Basically, it looks like the whole "xAI poisoning black neighborhoods" thing is the usual FUD by the usual agenda pushers.
You hear AI folks including Trump's AI Tsar David Sachs frequently promoting what happened in Tennessee as the future of AI power generation. They're calling it "behind the meter" power generation. Understand that this is what it is: generating gigawatts of power with dozens or hundreds of "small" gas turbines all stacked in one place. Instant, on-demand toxic triangle coming to a data center project near you.
it is about gas turbine high temperature and pressure, not natural gas. That is why diesel engine does it too while it isn't such an issue for regular gas engine, nor "simple" LNG burners/heaters.
I also love how you can see the physical evidence of them pitting jurisdictions against each other from the satellite photos with the data center on one side of a state border and the power generation on the other.
*greed.
We are well past the point that any economic growth at all is anything but a distribution of income problem.
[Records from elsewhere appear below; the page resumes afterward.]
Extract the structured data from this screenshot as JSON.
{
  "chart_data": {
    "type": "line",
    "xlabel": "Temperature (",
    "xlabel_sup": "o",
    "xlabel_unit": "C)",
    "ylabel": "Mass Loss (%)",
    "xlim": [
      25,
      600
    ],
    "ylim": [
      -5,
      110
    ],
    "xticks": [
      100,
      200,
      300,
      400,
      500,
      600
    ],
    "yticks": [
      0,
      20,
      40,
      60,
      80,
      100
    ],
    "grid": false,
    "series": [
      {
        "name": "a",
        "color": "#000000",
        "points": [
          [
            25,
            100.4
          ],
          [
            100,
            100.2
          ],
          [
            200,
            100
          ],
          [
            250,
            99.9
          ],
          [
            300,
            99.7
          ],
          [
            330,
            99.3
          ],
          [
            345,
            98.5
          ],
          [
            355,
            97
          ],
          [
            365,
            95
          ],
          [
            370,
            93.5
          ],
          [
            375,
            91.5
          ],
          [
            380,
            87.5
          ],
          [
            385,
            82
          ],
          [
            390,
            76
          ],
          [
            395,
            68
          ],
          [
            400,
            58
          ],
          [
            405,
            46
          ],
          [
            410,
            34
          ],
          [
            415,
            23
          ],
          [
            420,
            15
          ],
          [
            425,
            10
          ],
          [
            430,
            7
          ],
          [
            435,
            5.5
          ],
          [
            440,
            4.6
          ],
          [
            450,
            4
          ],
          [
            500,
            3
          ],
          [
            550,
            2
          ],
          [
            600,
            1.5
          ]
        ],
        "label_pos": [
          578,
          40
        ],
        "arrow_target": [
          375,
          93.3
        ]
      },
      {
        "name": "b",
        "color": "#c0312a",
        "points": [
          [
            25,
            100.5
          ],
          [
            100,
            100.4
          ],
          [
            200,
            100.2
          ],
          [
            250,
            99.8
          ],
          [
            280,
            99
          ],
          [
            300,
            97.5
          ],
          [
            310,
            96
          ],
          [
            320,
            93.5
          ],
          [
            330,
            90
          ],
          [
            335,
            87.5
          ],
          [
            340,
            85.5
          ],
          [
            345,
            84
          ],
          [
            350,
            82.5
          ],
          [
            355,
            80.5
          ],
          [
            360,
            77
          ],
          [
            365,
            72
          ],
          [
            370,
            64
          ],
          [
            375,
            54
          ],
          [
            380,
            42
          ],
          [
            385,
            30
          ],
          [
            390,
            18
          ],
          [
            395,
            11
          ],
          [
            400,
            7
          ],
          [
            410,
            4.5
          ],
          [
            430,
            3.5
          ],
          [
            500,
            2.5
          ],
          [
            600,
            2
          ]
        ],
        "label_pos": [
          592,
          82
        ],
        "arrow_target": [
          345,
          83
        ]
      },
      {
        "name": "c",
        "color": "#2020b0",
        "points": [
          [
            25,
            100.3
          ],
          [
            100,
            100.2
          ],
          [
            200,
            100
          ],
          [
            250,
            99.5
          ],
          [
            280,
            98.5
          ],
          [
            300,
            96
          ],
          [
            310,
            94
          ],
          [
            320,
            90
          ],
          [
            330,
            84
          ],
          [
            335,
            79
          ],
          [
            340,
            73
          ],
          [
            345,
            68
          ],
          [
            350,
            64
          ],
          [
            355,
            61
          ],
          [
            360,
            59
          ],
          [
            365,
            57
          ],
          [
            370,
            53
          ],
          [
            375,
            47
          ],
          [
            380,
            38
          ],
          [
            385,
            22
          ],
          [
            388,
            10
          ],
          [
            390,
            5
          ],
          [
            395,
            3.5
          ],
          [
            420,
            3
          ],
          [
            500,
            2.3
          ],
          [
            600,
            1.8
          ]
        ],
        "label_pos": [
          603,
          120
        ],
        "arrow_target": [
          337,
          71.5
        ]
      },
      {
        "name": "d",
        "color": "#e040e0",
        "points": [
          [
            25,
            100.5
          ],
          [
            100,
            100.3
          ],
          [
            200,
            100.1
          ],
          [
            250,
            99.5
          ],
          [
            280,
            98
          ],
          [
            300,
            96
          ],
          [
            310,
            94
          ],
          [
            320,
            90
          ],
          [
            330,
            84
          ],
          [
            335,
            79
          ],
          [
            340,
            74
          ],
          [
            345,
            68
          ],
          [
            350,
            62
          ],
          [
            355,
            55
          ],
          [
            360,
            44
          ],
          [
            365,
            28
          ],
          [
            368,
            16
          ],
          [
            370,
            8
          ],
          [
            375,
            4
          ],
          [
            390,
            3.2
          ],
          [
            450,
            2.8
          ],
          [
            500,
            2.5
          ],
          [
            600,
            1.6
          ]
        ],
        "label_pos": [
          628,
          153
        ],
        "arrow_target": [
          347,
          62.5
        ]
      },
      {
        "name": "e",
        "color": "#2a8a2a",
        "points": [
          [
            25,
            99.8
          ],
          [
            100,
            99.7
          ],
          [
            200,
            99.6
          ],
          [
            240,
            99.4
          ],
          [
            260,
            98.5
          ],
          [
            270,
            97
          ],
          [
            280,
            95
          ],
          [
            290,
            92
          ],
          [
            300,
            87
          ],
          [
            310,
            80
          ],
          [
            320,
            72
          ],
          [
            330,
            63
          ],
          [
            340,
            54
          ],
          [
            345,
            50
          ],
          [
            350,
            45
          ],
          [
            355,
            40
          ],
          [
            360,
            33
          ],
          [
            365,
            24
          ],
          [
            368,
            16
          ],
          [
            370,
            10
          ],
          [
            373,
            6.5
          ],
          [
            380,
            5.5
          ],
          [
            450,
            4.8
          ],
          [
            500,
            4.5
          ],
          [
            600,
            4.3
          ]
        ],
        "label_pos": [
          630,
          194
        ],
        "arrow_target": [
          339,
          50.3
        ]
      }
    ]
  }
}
wow, that's some logic. Environmentally unsound means of extracting energy directly damage the ecosystem in which humans need to live. The need for a functioning ecosystem "dwarfs" "problems" like billionaires not making enough billions. Fixing a ruined ecosystem would cost many more billions than whatever economic revenue the AI generated while ruining it.
This kind of short sighted thinking is because when folks like this talk about generating billions of dollars of worth, their cerebellums are firing up as they think of themselves personally as billionaires, corrupting their overall thought processes. We really need to tax billionaires out of existence.
That said, it is all pretty impressive.
It's not the grid's technological limitation. We could have lived in a world with a more connected grid, more nibble utility commissions, and a lot less methane/carbon emissions as a result of it
LLMs/diffusers are inefficient from a traditional computing perspective, but they are also the most efficient technology humanity has created:
> AI systems (ChatGPT, BLOOM, DALL-E2, Midjourney) and human individuals performing equivalent writing and illustrating tasks. Our findings reveal that AI systems emit between 130 and 1500 times less CO2e per page of text generated compared to human writers, while AI illustration systems emit between 310 and 2900 times less CO2e per image than their human counterparts.